Ibadah Haji (foto: umrahhaji.org)

Padangkita.com – Berdasarkan hasil audit per 2016, dana haji yang sudah terkumpul baik dari setoran awal, nilai manfaat, dan dana abadi umat mencapai Rp 95,2 triliun.

Diperkirakan pada akhir tahun ini, total dana haji yang terkumpul dari calon jemaah akan mencapai sekitar Rp 100 Triliun.

Menteri Agama (Menag) Lukman Hakim Saifuddin memastikan, seluruh dana haji yang komponennya terdiri dari setoran awal, nilai manfaat atau otimalisasi, serta Dana Abadi Umat (DAU) seluruhnya akan diserahkan ke Badan Pengelola Keuangan Haji (BPKH).

“Seluruh dana haji akan diserahkan ke BPKH, diserahkan pada akhir Agustus ini yang sifatnya umum, dan kedua lebih detil menunggu proses penyelenggaraan haji tahun ini selesai,” kata Lukman di Jakarta.

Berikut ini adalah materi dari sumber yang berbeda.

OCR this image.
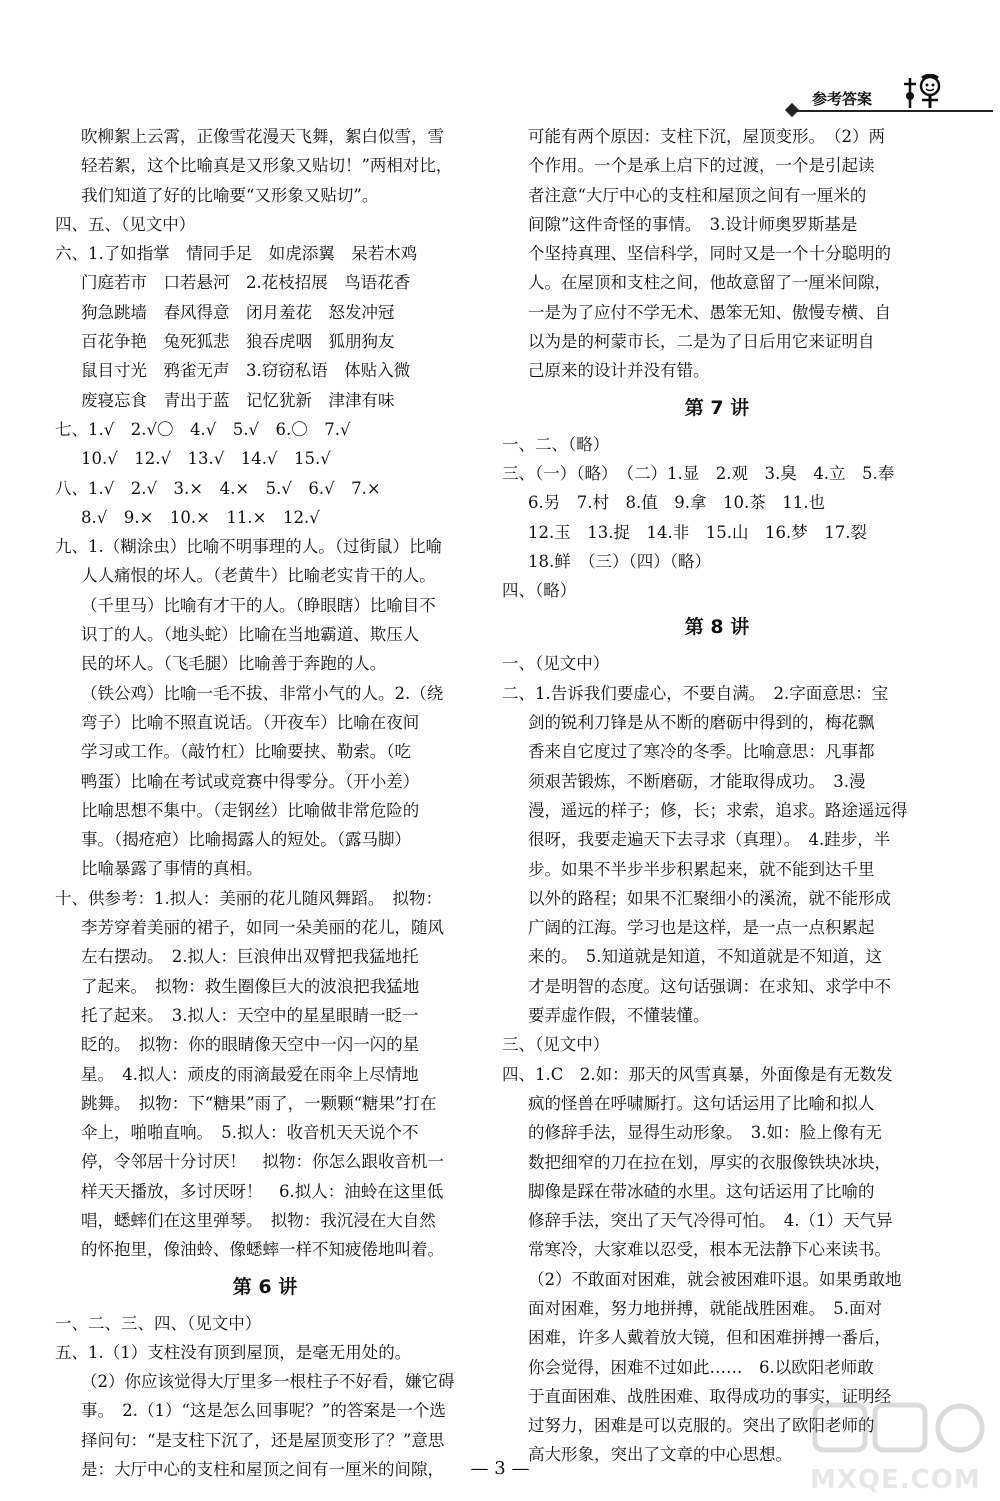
参考答案
吹柳絮上云霄，正像雪花漫天飞舞，絮白似雪，雪
轻若絮，这个比喻真是又形象又贴切！”两相对比，
我们知道了好的比喻要“又形象又贴切”。
四、五、（见文中）
六、1.了如指掌　情同手足　如虎添翼　呆若木鸡
门庭若市　口若悬河　2.花枝招展　鸟语花香
狗急跳墙　春风得意　闭月羞花　怒发冲冠
百花争艳　兔死狐悲　狼吞虎咽　狐朋狗友
鼠目寸光　鸦雀无声　3.窃窃私语　体贴入微
废寝忘食　青出于蓝　记忆犹新　津津有味
七、1.√　2.√〇　4.√　5.√　6.〇　7.√
10.√　12.√　13.√　14.√　15.√
八、1.√　2.√　3.×　4.×　5.√　6.√　7.×
8.√　9.×　10.×　11.×　12.√
九、1.（糊涂虫）比喻不明事理的人。（过街鼠）比喻
人人痛恨的坏人。（老黄牛）比喻老实肯干的人。
（千里马）比喻有才干的人。（睁眼瞎）比喻目不
识丁的人。（地头蛇）比喻在当地霸道、欺压人
民的坏人。（飞毛腿）比喻善于奔跑的人。
（铁公鸡）比喻一毛不拔、非常小气的人。2.（绕
弯子）比喻不照直说话。（开夜车）比喻在夜间
学习或工作。（敲竹杠）比喻要挟、勒索。（吃
鸭蛋）比喻在考试或竞赛中得零分。（开小差）
比喻思想不集中。（走钢丝）比喻做非常危险的
事。（揭疮疤）比喻揭露人的短处。（露马脚）
比喻暴露了事情的真相。
十、供参考：1.拟人：美丽的花儿随风舞蹈。　拟物：
李芳穿着美丽的裙子，如同一朵美丽的花儿，随风
左右摆动。　2.拟人：巨浪伸出双臂把我猛地托
了起来。　拟物：救生圈像巨大的波浪把我猛地
托了起来。　3.拟人：天空中的星星眼睛一眨一
眨的。　拟物：你的眼睛像天空中一闪一闪的星
星。　4.拟人：顽皮的雨滴最爱在雨伞上尽情地
跳舞。　拟物：下“糖果”雨了，一颗颗“糖果”打在
伞上，啪啪直响。　5.拟人：收音机天天说个不
停，令邻居十分讨厌！　拟物：你怎么跟收音机一
样天天播放，多讨厌呀！　6.拟人：油蛉在这里低
唱，蟋蟀们在这里弹琴。　拟物：我沉浸在大自然
的怀抱里，像油蛉、像蟋蟀一样不知疲倦地叫着。
第 6 讲
一、二、三、四、（见文中）
五、1.（1）支柱没有顶到屋顶，是毫无用处的。
（2）你应该觉得大厅里多一根柱子不好看，嫌它碍
事。　2.（1）“这是怎么回事呢？”的答案是一个选
择问句：“是支柱下沉了，还是屋顶变形了？”意思
是：大厅中心的支柱和屋顶之间有一厘米的间隙，
可能有两个原因：支柱下沉，屋顶变形。　（2）两
个作用。一个是承上启下的过渡，一个是引起读
者注意“大厅中心的支柱和屋顶之间有一厘米的
间隙”这件奇怪的事情。　3.设计师奥罗斯基是
个坚持真理、坚信科学，同时又是一个十分聪明的
人。在屋顶和支柱之间，他故意留了一厘米间隙，
一是为了应付不学无术、愚笨无知、傲慢专横、自
以为是的柯蒙市长，二是为了日后用它来证明自
己原来的设计并没有错。
第 7 讲
一、二、（略）
三、（一）（略）　（二）1.显　2.观　3.臭　4.立　5.奉
6.另　7.村　8.值　9.拿　10.茶　11.也
12.玉　13.捉　14.非　15.山　16.梦　17.裂
18.鲜　（三）（四）（略）
四、（略）
第 8 讲
一、（见文中）
二、1.告诉我们要虚心，不要自满。　2.字面意思：宝
剑的锐利刀锋是从不断的磨砺中得到的，梅花飘
香来自它度过了寒冷的冬季。比喻意思：凡事都
须艰苦锻炼，不断磨砺，才能取得成功。　3.漫
漫，遥远的样子；修，长；求索，追求。路途遥远得
很呀，我要走遍天下去寻求（真理）。　4.跬步，半
步。如果不半步半步积累起来，就不能到达千里
以外的路程；如果不汇聚细小的溪流，就不能形成
广阔的江海。学习也是这样，是一点一点积累起
来的。　5.知道就是知道，不知道就是不知道，这
才是明智的态度。这句话强调：在求知、求学中不
要弄虚作假，不懂装懂。
三、（见文中）
四、1.C　2.如：那天的风雪真暴，外面像是有无数发
疯的怪兽在呼啸厮打。这句话运用了比喻和拟人
的修辞手法，显得生动形象。　3.如：脸上像有无
数把细窄的刀在拉在划，厚实的衣服像铁块冰块，
脚像是踩在带冰碴的水里。这句话运用了比喻的
修辞手法，突出了天气冷得可怕。　4.（1）天气异
常寒冷，大家难以忍受，根本无法静下心来读书。
（2）不敢面对困难，就会被困难吓退。如果勇敢地
面对困难，努力地拼搏，就能战胜困难。　5.面对
困难，许多人戴着放大镜，但和困难拼搏一番后，
你会觉得，困难不过如此……　6.以欧阳老师敢
于直面困难、战胜困难、取得成功的事实，证明经
过努力，困难是可以克服的。突出了欧阳老师的
高大形象，突出了文章的中心思想。
— 3 —	MXQE.COM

Mengenai penggunaan, Menag menegaskan, prinsipnya adalah bahwa apapun bentuk investasi yang akan dilakukan terhadap dana haji, harus mengikuti prinsip-prinsip dasar yang diatur UU seperti, syariah, penuh kehati-hatian, aman, likuiditasnya juga baik.

“Dan yang tidak kalah pentingya adalah nilai manfaat itu harus kembali ke jamaah haji itu sendiri atau untuk kemaslahatan umat yang lebih luas,” tutur Menag.

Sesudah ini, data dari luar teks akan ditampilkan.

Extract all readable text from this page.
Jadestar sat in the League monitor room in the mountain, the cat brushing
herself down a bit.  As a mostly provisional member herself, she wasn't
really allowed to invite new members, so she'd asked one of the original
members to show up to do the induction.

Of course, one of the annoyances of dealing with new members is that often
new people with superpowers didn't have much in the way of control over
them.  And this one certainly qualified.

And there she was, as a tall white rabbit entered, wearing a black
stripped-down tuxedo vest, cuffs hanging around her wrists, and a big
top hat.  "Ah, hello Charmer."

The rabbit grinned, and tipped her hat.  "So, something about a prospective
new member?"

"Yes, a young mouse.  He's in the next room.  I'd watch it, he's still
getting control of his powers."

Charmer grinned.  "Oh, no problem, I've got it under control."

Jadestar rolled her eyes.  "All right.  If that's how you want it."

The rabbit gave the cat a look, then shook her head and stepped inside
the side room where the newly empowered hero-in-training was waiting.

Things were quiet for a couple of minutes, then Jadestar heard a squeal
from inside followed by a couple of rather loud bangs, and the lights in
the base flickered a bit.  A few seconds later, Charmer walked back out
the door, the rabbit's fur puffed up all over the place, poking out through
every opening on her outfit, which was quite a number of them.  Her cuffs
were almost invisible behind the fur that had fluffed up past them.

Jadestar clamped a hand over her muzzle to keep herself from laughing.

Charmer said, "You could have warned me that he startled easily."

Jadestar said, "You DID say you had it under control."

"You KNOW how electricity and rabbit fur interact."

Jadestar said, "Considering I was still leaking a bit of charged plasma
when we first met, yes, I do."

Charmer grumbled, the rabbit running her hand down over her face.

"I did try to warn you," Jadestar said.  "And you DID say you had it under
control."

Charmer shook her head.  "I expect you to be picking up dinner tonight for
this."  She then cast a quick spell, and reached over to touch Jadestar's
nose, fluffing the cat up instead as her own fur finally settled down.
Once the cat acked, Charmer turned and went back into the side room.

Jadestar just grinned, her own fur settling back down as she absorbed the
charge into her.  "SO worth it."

Penyerahan kepada BPKH itu, menurut Menag, dilakukan berdasarkan Undang-Undang (UU) Nomor 34 Tahun 2014 tentang Pengelolaan Keuangan Haji. Meski diserahkan seluruhkan, Menag meyakinkan, bahwa BPKH tidak bisa begitu saja mengivestasikan dana haji.

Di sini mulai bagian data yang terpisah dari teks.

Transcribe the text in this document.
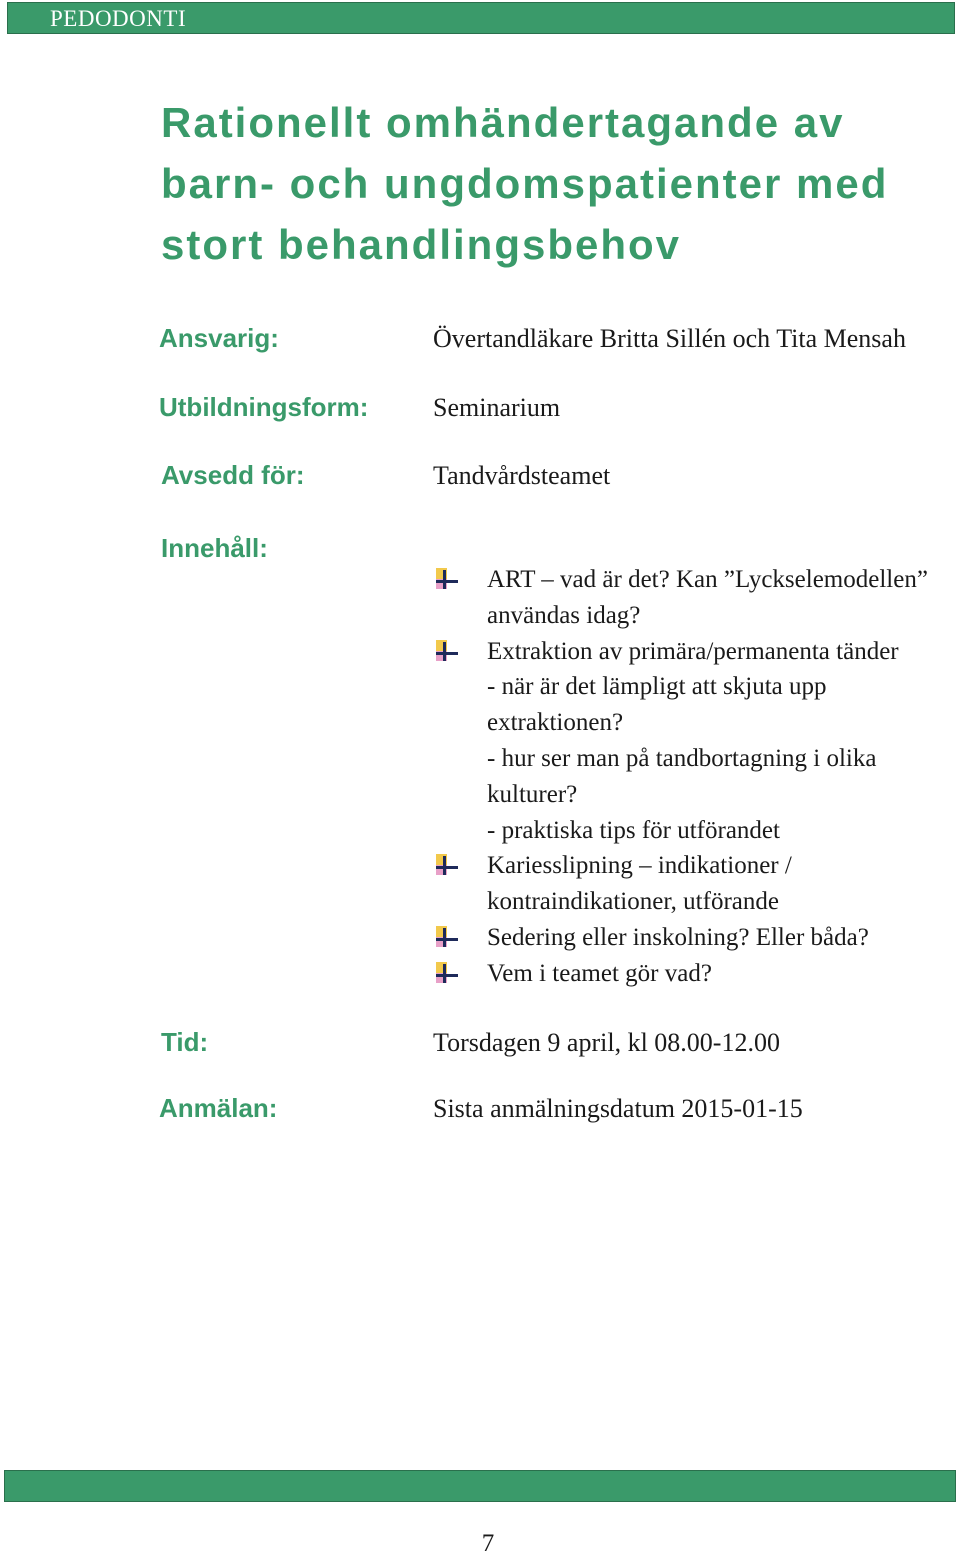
PEDODONTI
Rationellt omhändertagande av
barn- och ungdomspatienter med
stort behandlingsbehov
Ansvarig:	Övertandläkare Britta Sillén och Tita Mensah
Utbildningsform: Seminarium
Avsedd för:	Tandvårdsteamet
Innehåll:
ART – vad är det? Kan ”Lyckselemodellen”
användas idag?
Extraktion av primära/permanenta tänder
- när är det lämpligt att skjuta upp
extraktionen?
- hur ser man på tandbortagning i olika
kulturer?
- praktiska tips för utförandet
Kariesslipning – indikationer /
kontraindikationer, utförande
Sedering eller inskolning? Eller båda?
Vem i teamet gör vad?
Tid:	Torsdagen 9 april, kl 08.00-12.00
Anmälan:	Sista anmälningsdatum 2015-01-15
7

“BPKH harus membuat renstra, lalu di breakdown, kemudian dikonsultasikan ke DPR,” ujarnya.

Diakui Menag, jika mekanisme kontrol yang diatur UU begitu ketat, sehingga BPKH harus membuat renstra, lalu kemudan renstra itu harus mendapat persetujuan dari DPR.

“Setiap 6 bulan juga harus menyampaikan laporannya tidak hanya ke Presiden, tetapi juga ke DPR RI,” sambung Menag seperti dilansir dari setkab.

Untuk diketahui, dana haji yang telah terkumpul ditempatkan dalam bentuk Surat Berharga Syariah Negara (SBSN) sebesar Rp35,65 triliun, deposito berjangka syariah sebesar Rp54,57 triliun, dan Surat Utang Negara (SUN) sebesar sebesar 10 juta dollar AS atau Rp136 miliar.